The municipality announced on Friday that banks, insurers, brokerages, fund managers, trust firms and financial leasing companies would receive up to 60 million yuan (US$8.46 million) worth of subsidies to buy office properties in Lingang.
Financial firms renting offices for their Lingang operations will be granted subsidies that cover their first three years of rent.
"We think preferential policies are needed to promptly attract a group of financial institutions to land in Lingang," said Wu Wei, a deputy director of the Lingang FTZ administration commission. "We hope financial institutions will play a leading role in developing the zone and supporting business activities."
Shanghai doubled the size of its FTZ last month to about 240 square kilometres by including part of Lingang, a previously untapped area linked to the Yangshan deep water port.

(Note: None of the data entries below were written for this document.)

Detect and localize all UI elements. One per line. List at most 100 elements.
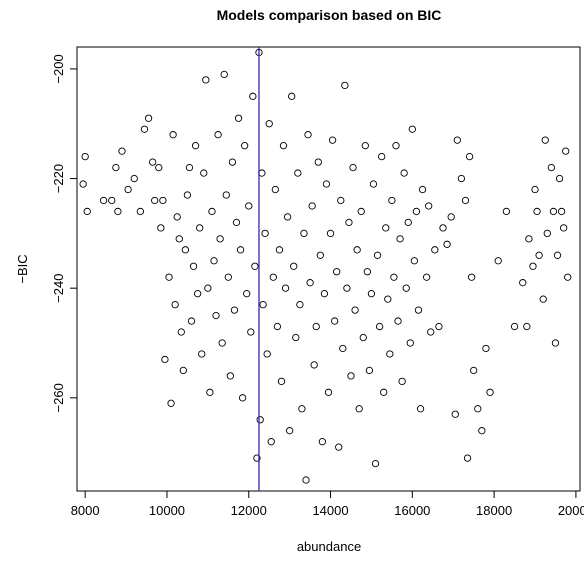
data-point (559, 224, 568, 232)
data-point (212, 311, 220, 320)
data-point (249, 92, 257, 100)
data-point (359, 333, 367, 342)
data-point (226, 372, 235, 380)
x-tick-label: 14000 (312, 503, 348, 518)
data-point (189, 262, 198, 270)
data-point (392, 142, 400, 150)
data-point (183, 191, 192, 199)
data-point (418, 185, 427, 194)
data-point (200, 169, 208, 177)
data-point (343, 284, 351, 292)
data-point (202, 76, 210, 84)
data-point (193, 290, 202, 298)
data-point (349, 163, 357, 172)
data-point (130, 174, 138, 183)
data-point (439, 224, 447, 232)
data-point (457, 174, 466, 183)
data-point (236, 246, 245, 254)
data-point (494, 257, 502, 265)
data-point (149, 158, 157, 166)
data-point (298, 405, 306, 413)
data-point (265, 120, 273, 128)
data-point (136, 207, 145, 216)
y-tick-label: −200 (51, 54, 66, 83)
data-point (310, 361, 318, 369)
data-point (185, 163, 194, 172)
scatter-points (79, 48, 572, 484)
data-point (529, 262, 537, 270)
data-point (296, 300, 304, 309)
data-point (191, 142, 200, 150)
data-point (159, 196, 167, 205)
data-point (288, 92, 296, 100)
data-point (553, 251, 562, 259)
data-point (198, 350, 206, 358)
data-point (208, 207, 216, 216)
data-point (404, 218, 412, 227)
data-point (165, 273, 173, 281)
data-point (283, 213, 292, 221)
data-point (328, 136, 337, 144)
data-point (525, 235, 533, 243)
data-point (300, 229, 308, 238)
data-point (390, 273, 398, 281)
y-tick-label: −260 (51, 383, 66, 412)
data-point (241, 142, 249, 150)
data-point (408, 125, 416, 133)
data-point (384, 295, 392, 303)
data-point (551, 339, 560, 347)
data-point (222, 191, 230, 199)
data-point (396, 235, 404, 243)
data-point (478, 427, 486, 435)
data-point (294, 169, 302, 177)
data-point (431, 246, 439, 254)
data-point (510, 322, 519, 331)
chart-title: Models comparison based on BIC (217, 7, 442, 23)
data-point (269, 273, 277, 281)
data-point (263, 350, 271, 358)
data-point (394, 317, 402, 325)
y-axis-label: −BIC (15, 254, 30, 283)
data-point (361, 142, 369, 150)
data-point (414, 306, 423, 314)
data-point (247, 328, 255, 336)
data-point (312, 322, 320, 331)
data-point (345, 218, 353, 227)
data-point (562, 147, 570, 155)
data-point (451, 410, 459, 418)
data-point (427, 328, 435, 336)
data-point (277, 377, 286, 386)
data-point (302, 476, 310, 484)
data-point (422, 273, 431, 281)
data-point (83, 207, 91, 216)
data-point (410, 257, 419, 265)
data-point (281, 284, 290, 292)
x-tick-label: 10000 (149, 503, 185, 518)
data-point (314, 158, 322, 166)
data-point (210, 257, 218, 265)
x-axis-label: abundance (297, 539, 361, 554)
data-point (181, 246, 190, 254)
data-point (196, 224, 204, 232)
data-point (306, 279, 314, 287)
data-point (341, 81, 349, 90)
data-point (347, 372, 355, 380)
data-point (461, 196, 470, 205)
data-point (543, 229, 551, 238)
data-point (333, 268, 341, 276)
data-point (157, 224, 165, 232)
data-point (171, 300, 179, 309)
data-point (322, 180, 331, 188)
x-tick-label: 20000 (558, 503, 584, 518)
data-point (541, 136, 549, 144)
data-point (365, 366, 374, 375)
y-axis: −200 −220 −240 −260 (51, 54, 77, 412)
data-point (167, 399, 175, 407)
data-point (443, 240, 451, 248)
y-tick-label: −220 (51, 164, 66, 193)
data-point (261, 229, 269, 238)
data-point (453, 136, 461, 144)
data-point (124, 185, 132, 194)
data-point (243, 290, 251, 298)
data-point (555, 174, 564, 183)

The geographic expansion of the Shanghai FTZ after six years of underwhelming development reflects the city's ambitions of creating a free marketplace on par with Hong Kong, where greater freedom will be granted to cross-border capital and cargo flows.
The street protests that have rattled Hong Kong, causing hotel occupancy, retail sales and property prices to plunge, have brought opportunity to mainland cities such as Shanghai and Shenzhen.
Wu said other incentives aimed at boosting Shanghai's prospects were also in the works, subject to approval by ministry-level authorities in Beijing.
It is widely expected that goods imported into the Lingang FTZ will face zero tariffs, a significant step for Shanghai bringing it in line with global gateway cities such as Hong Kong, Singapore and Dubai.
Government sources said the policies were prepared by the General Administration of Customs, but it is not known when they will be officially announced.
The expansion of FTZ into Lingang was carried out under the direction of President Xi Jinping, as a way of further opening up the Chinese economy to the world as it struggles under the wight of the grinding trade war.
Shanghai established the FTZ " mainland China's first " in 2013 with the aim of spearheading economic reform and financial liberalisation. But it has yet to live up to its promise, which included making the yuan fully convertible under capital accounts and allowing free cross-border cargo flows without any customs intervention.
Among the first batch of institutions that signed pacts with the Lingang FTZ administration on Friday were the mainland's largest five banks including Industrial and Commercial Bank of China.
But not a single foreign institutions was among them.